Finalmente alzó la cabeza, se pasó la mano por las mejillas húmedas y ardientes, levantó la nariz.

—Yo... Le he dejado —murmuró, tragando saliva, y de nuevo las lágrimas fluyeron.

Richard le pasó suavemente la mano por la sien y el pómulo.

—¿Te ha hecho él esto? ¡Menudo hombre! —Se levantó y se acercó a un armarito situado en el otro extremo de la habitación que contenía botellas de cristal con líquidos de color marrón o transparentes.

Helena se palpó la zona con la punta de los dedos y notó la costra. Iba a defender a Ian, pero fue incapaz de pronunciar palabra. Richard le aplicó un pañuelo empapado de alcohol en las heridas y Helena inhaló profundamente.

—Ya sé —dijo él con suavidad—. Se te pasará enseguida. —Y en sus pupilas danzaban tiernas unas chispitas doradas. La atrajo hacia sí y la meció con delicadeza, la besó ligeramente en la frente—. Ya ha pasado, ya no tienes que volver.

«Ya ha pasado», se dijo Helena, sin sentir el alivio esperado.

—Te sacaré de aquí. Mañana mismo si quieres. —Estiró el brazo hacia la mesa, cogió una de las tazas humeantes y se la tendió a Helena—. Esta tierra le puede robar a uno el alma realmente —dijo en voz baja, como para sí mismo.

Helena aceptó agradecida la taza y se bebió el té caliente a sorbitos. Richard la miraba atentamente. Sumido en sus pensamientos, le acariciaba la mejilla con el dorso de un dedo.

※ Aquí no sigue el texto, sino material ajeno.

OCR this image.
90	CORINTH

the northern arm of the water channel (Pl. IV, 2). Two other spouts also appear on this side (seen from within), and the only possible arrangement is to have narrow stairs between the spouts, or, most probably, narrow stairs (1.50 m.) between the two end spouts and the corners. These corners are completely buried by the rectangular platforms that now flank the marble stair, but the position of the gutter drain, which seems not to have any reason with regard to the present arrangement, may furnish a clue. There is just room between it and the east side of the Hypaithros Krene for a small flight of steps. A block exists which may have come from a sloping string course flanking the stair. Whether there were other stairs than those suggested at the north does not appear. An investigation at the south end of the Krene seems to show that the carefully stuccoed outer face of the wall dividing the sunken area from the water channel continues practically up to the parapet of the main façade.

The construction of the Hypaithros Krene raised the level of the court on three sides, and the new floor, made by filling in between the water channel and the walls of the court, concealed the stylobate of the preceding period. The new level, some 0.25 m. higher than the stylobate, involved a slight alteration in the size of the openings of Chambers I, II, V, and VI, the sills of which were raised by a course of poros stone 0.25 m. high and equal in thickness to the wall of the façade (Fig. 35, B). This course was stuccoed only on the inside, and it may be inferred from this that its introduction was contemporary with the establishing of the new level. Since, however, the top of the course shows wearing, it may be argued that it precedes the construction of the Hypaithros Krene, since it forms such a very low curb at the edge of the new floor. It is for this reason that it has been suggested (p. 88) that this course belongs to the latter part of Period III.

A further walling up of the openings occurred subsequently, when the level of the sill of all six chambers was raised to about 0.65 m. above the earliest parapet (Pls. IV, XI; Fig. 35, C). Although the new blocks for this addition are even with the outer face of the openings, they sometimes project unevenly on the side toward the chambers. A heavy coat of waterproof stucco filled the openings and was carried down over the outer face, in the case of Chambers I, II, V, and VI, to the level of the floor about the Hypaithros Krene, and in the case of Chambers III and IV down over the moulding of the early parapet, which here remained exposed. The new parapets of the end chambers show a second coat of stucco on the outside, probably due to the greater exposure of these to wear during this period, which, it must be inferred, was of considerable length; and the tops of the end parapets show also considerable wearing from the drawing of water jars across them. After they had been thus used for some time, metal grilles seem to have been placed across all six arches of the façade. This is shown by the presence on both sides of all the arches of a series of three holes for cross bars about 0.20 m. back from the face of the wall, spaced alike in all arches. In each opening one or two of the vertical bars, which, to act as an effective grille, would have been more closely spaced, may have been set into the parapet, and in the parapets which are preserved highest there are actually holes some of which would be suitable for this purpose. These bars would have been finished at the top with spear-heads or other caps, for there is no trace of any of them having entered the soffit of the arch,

—Te mereces algo mejor —murmuró él.

«¿Mejor que qué?», se preguntó Helena. Los cálidos vapores hicieron que sintiera pesados los párpados y en ese momento se dio cuenta de lo cansada que estaba.

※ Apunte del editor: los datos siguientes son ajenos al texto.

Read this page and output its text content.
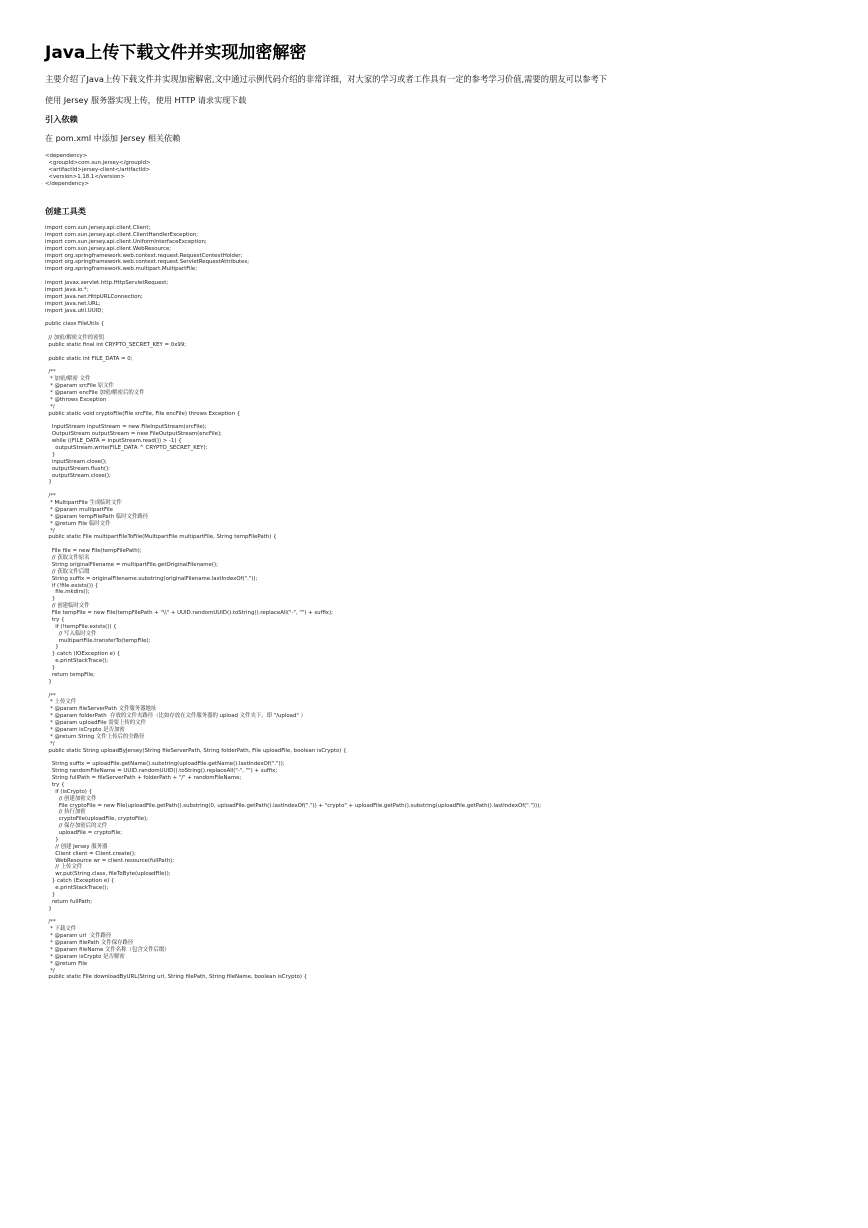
Java上传下载文件并实现加密解密
主要介绍了Java上传下载文件并实现加密解密,文中通过示例代码介绍的非常详细，对大家的学习或者工作具有一定的参考学习价值,需要的朋友可以参考下
使用 Jersey 服务器实现上传，使用 HTTP 请求实现下载
引入依赖
在 pom.xml 中添加 Jersey 相关依赖
<dependency>
<groupId>com.sun.jersey</groupId>
<artifactId>jersey-client</artifactId>
<version>1.18.1</version>
</dependency>
创建工具类
import com.sun.jersey.api.client.Client;
import com.sun.jersey.api.client.ClientHandlerException;
import com.sun.jersey.api.client.UniformInterfaceException;
import com.sun.jersey.api.client.WebResource;
import org.springframework.web.context.request.RequestContextHolder;
import org.springframework.web.context.request.ServletRequestAttributes;
import org.springframework.web.multipart.MultipartFile;

import javax.servlet.http.HttpServletRequest;
import java.io.*;
import java.net.HttpURLConnection;
import java.net.URL;
import java.util.UUID;

public class FileUtils {

// 加密/解密文件的密钥
public static final int CRYPTO_SECRET_KEY = 0x99;

public static int FILE_DATA = 0;

/**
* 加密/解密 文件
* @param srcFile 原文件
* @param encFile 加密/解密后的文件
* @throws Exception
*/
public static void cryptoFile(File srcFile, File encFile) throws Exception {

InputStream inputStream = new FileInputStream(srcFile);
OutputStream outputStream = new FileOutputStream(encFile);
while ((FILE_DATA = inputStream.read()) > -1) {
outputStream.write(FILE_DATA ^ CRYPTO_SECRET_KEY);
}
inputStream.close();
outputStream.flush();
outputStream.close();
}

/**
* MultipartFile 生成临时文件
* @param multipartFile
* @param tempFilePath 临时文件路径
* @return File 临时文件
*/
public static File multipartFileToFile(MultipartFile multipartFile, String tempFilePath) {

File file = new File(tempFilePath);
// 获取文件原名
String originalFilename = multipartFile.getOriginalFilename();
// 获取文件后缀
String suffix = originalFilename.substring(originalFilename.lastIndexOf("."));
if (!file.exists()) {
file.mkdirs();
}
// 创建临时文件
File tempFile = new File(tempFilePath + "\\" + UUID.randomUUID().toString().replaceAll("-", "") + suffix);
try {
if (!tempFile.exists()) {
// 写入临时文件
multipartFile.transferTo(tempFile);
}
} catch (IOException e) {
e.printStackTrace();
}
return tempFile;
}

/**
* 上传文件
* @param fileServerPath 文件服务器地址
* @param folderPath  存放的文件夹路径（比如存放在文件服务器的 upload 文件夹下，即 "/upload" ）
* @param uploadFile 需要上传的文件
* @param isCrypto 是否加密
* @return String 文件上传后的全路径
*/
public static String uploadByJersey(String fileServerPath, String folderPath, File uploadFile, boolean isCrypto) {

String suffix = uploadFile.getName().substring(uploadFile.getName().lastIndexOf("."));
String randomFileName = UUID.randomUUID().toString().replaceAll("-", "") + suffix;
String fullPath = fileServerPath + folderPath + "/" + randomFileName;
try {
if (isCrypto) {
// 创建加密文件
File cryptoFile = new File(uploadFile.getPath().substring(0, uploadFile.getPath().lastIndexOf(".")) + "crypto" + uploadFile.getPath().substring(uploadFile.getPath().lastIndexOf(".")));
// 执行加密
cryptoFile(uploadFile, cryptoFile);
// 保存加密后的文件
uploadFile = cryptoFile;
}
// 创建 Jersey 服务器
Client client = Client.create();
WebResource wr = client.resource(fullPath);
// 上传文件
wr.put(String.class, fileToByte(uploadFile));
} catch (Exception e) {
e.printStackTrace();
}
return fullPath;
}

/**
* 下载文件
* @param url  文件路径
* @param filePath 文件保存路径
* @param fileName 文件名称（包含文件后缀）
* @param isCrypto 是否解密
* @return File
*/
public static File downloadByURL(String url, String filePath, String fileName, boolean isCrypto) {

Richard se inclinó hacia ella y la besó delicadamente en la mejilla, por debajo de las heridas. Luego le quitó la taza de las manos.

—Primero, duerme.

La ayudó a levantarse y la llevó al dormitorio contiguo. La manta estaba apartada, la almohada de él seguía arrugada. Helena cayó pesadamente en la cama y alcanzó a percibir cómo él la tapaba con la manta y la besaba suavemente antes de cerrar la puerta tras de sí sin hacer ruido. Cayó instantáneamente en la negrura del sueño.

3

Cuando despertó, no sabía si era de día o de noche. Un sonido captó su atención y aguzó el oído. Fuera, el murmullo regular al otro lado de la ventana, cuyas cortinas estaban corridas, delataba que había empezado el monzón. Con suavidad, casi consoladoramente, un trueno llegó como rodando desde las montañas. Necesitó algunos instantes para darse cuenta de dónde se encontraba. Le dolían los músculos, pero sufría aún más con la sensación de vacío sordo en su interior. Lo que había quedado tras ella le parecía como una pesadilla, algo que no había sucedido realmente pero que le había dejado una sensación de vacío en la boca del estómago.

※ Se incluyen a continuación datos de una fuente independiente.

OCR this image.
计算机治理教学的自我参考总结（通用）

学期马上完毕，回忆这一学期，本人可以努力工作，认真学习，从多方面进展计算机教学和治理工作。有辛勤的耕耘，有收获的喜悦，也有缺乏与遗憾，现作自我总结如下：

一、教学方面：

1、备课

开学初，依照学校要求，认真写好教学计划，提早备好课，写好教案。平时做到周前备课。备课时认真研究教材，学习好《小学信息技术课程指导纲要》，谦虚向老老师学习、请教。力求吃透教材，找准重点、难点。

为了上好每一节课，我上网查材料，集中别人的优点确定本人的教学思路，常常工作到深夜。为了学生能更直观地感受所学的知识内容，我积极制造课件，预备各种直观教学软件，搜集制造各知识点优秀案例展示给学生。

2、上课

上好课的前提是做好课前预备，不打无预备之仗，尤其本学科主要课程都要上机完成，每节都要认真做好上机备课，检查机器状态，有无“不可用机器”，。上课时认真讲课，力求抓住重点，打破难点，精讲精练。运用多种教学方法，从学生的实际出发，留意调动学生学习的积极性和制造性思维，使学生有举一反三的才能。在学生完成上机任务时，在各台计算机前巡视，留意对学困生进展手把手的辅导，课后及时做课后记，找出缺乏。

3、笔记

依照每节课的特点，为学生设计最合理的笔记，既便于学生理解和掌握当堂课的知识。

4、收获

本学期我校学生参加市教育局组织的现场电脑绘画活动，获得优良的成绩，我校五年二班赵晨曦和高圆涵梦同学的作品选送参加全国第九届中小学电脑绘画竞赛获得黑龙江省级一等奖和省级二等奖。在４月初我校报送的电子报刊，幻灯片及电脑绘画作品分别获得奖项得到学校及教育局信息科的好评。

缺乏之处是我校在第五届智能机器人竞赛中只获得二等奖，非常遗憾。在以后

«No mires atrás, nunca...»

Dando un suspiro, sacó las piernas de la cama, entró en el baño y gimió al verse en el espejo. Tenía el pelo enredado y revuelto, el rostro sucio y enrojecido, los ojos hinchados y rodeados de profundas ojeras; en las sienes y en las mejillas, arañazos con sangre seca que palpó cuidadosamente. ¿Se debían realmente solo a los golpes de las ramas en la cara mientras cabalgaba hacia allí o había sido Ian? No lograba acordarse... «Pero ¿qué importancia tiene eso ahora?» Se miró en el espejo con gesto retador y sumergió el rostro en la palangana llena de agua fría, se lavó las huellas de la noche pasada lo mejor que pudo, se arregló un poco el pelo con peine y cepillo, y luego, tras tomar aire, abrió la puerta que daba al salón.

Había quinqués encendidos que difundían un cálido resplandor. En la chimenea, un fuego crepitaba con calidez. Richard alzó la cabeza de su periódico y le sonrió.

—¿Has dormido bien?

Helena asintió avergonzada con la cabeza.

—¿Cuánto...? ¿Cuánto tiempo he...?

Richard se sacó el reloj del bolsillo del chaleco de su traje marrón.

—Casi doce horas. Ya es por la tarde, hora de vuestra curiosa hora del té. —Señaló la mesita que tenía enfrente—. Seguramente estarás hambrienta.

Helena volvió a asentir con la cabeza y se sentó en el sillón enfrente de él, que estuvo mirando unos minutos con satisfacción cómo se abalanzaba sobre los bocadillos y el pastel de frutas, cómo vaciaba las tazas que le iba sirviendo antes de enfrascarse de nuevo en el periódico.